Page 12 of 12
Las Vegas, Nevada
I can say I hope it will be worth what I give up
The slideshow comes to its thankful, screeching halt in Las Vegas, the last place I visited and, generally, a good place for things to end.
As someone who travels whenever he can, Las Vegas has lots of built in advantages starting with plenty of hotel space, cheap and frequent flights, some marginally interesting things to see and several In-N-Out Burgers (that last one being reason alone to visit just about anywhere). This was my fifth time to Las Vegas in the past ten years and with each visit I have gone to the trouble of staying at a different hotel, although this past hotel was nice enough that such practices may finally change. This time out I stayed at the Venetian, a centrally located hotel with damn nice rooms, suites really. My typical room came with luxuries such as a separate, sunken living room, multiple televisions and a bathroom bigger than some of the other rooms I stayed at just a few night before. All that plus the cheaper, non strip view from my room on the 22nd floor included this amazing collage view of (from left to right) the Venetian, the Palazzo and the Wynn, all lined up and ready to play.
Still at the Venetian, but this time outside in the crazy 110 plus degree heat, although it had probably cooled down a good five degrees or so by dusk. Luckily it was a dry desert heat, meaning that is ever so slightly more manageable than the humid heat I'm used to. And while it is certainly nice to not be sweaty for a change, the whole instant chapped lips and dehydration thing eventually starts to wear down on you as well.
Meanwhile the outside of the Venetian (pictured below) feels somehow authentic, a task the interior has real problems with. Sure you can nitpick about the exterior saying things like the Rialto Bridge is oddly proportioned (and never meant to be seen from a distance like that) or that the real campanile didn't have big banner ads hanging all over it, but overall things still mostly work outside. Inside the storefronts and fake canals are best looked at as something that has as little to do with the real Venice as, well, the Venetian I guess.
The newest casino on the strip, the Palazzo is attached to the upscale Venetian but still tries to act like its even more upscale cousin. Its casino floor feels like a more spacious Bellagio, its expensive restaurant collection can stand shoulder to shoulder with anyone else's and its shopping mall makes the Venetian's fake canals look even more fake. Of course as someone who doesn't really gamble, eat at expensive restaurants or incessantly shop, there's really not all that much for me to do except look up and admire the view.

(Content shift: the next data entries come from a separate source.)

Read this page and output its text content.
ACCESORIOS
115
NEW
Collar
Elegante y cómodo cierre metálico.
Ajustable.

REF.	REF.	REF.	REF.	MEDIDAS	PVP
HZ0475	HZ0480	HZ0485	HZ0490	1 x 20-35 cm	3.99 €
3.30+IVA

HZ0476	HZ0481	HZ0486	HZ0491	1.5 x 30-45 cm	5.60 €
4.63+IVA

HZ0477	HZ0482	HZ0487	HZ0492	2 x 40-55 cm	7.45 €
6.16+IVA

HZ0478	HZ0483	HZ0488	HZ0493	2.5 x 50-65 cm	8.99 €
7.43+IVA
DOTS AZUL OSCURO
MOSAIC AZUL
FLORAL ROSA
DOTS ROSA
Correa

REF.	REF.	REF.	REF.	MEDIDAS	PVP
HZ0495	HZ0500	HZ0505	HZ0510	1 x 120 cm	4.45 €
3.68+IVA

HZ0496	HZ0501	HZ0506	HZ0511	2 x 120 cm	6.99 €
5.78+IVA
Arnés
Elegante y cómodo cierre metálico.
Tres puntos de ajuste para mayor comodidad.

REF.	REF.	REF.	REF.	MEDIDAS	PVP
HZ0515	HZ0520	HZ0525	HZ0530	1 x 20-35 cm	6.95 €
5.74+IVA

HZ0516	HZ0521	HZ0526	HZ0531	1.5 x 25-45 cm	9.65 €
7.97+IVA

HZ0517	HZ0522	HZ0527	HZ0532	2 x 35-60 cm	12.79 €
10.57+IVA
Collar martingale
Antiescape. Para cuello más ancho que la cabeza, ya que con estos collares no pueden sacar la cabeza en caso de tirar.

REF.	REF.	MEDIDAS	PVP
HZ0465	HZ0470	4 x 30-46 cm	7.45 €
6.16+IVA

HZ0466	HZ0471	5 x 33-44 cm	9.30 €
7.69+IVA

If those familiar steel forms look, er, um, familiar, then you've probably already guessed that Las Vegas is getting its own Daniel Libeskind building. What you might not notice are the buildings around it, products of an all star architecture team that also includes separate buildings by Helmut Jahn, Rafael Vinoly, Kohn Pederson Fox, Gensler, David Rockwell, Cesar Pelli and (batting cleanup) Lord Norman Foster. Together they are planning a mini city of hotels, casinos and condos in interesting (though sadly unremarkable) towers on the site of the old Boardwalk Hotel, smack dab on the strip between the Bellagio and the Monte Carlo. Even though it is only partially finished, the project is jarring to see on the strip, not because of its clean urban design but rather because it looks so incredibly different (and frankly kind of odd) up against the fake Lake Como at the Bellagio and up against the fake New York city skyline just down the strip. Maybe something a bit more fake would have been a more contextual choice.
If the strip is all fantasy and Midwestern tourists, then downtown Las Vegas is a gritty decaying city full of all kinds of addicts plus a few European tourists who didn't have a good guide when they booked their hotel. Saving downtown from itself is the Fremont Street Experience, a canopy that covers the street and hosts coordinated light/sound shows at regular intervals throughout the hot, dark night. When I was there the show was as odd as odd can be, a tribute to Queen featuring 30 year old songs, British flags and flying album covers. What this had to do with Fremont Street or Las Vegas I'll never know.
And while the light show certainly was interesting, Fremont Street and its classic signs beats out of place old Queen music any day.
One last picture, one last fake sunset (it's actually a sunrise but I thought that sunset sounded better), one last view over a darkened desert as yet another slideshow comes to its inevitable end.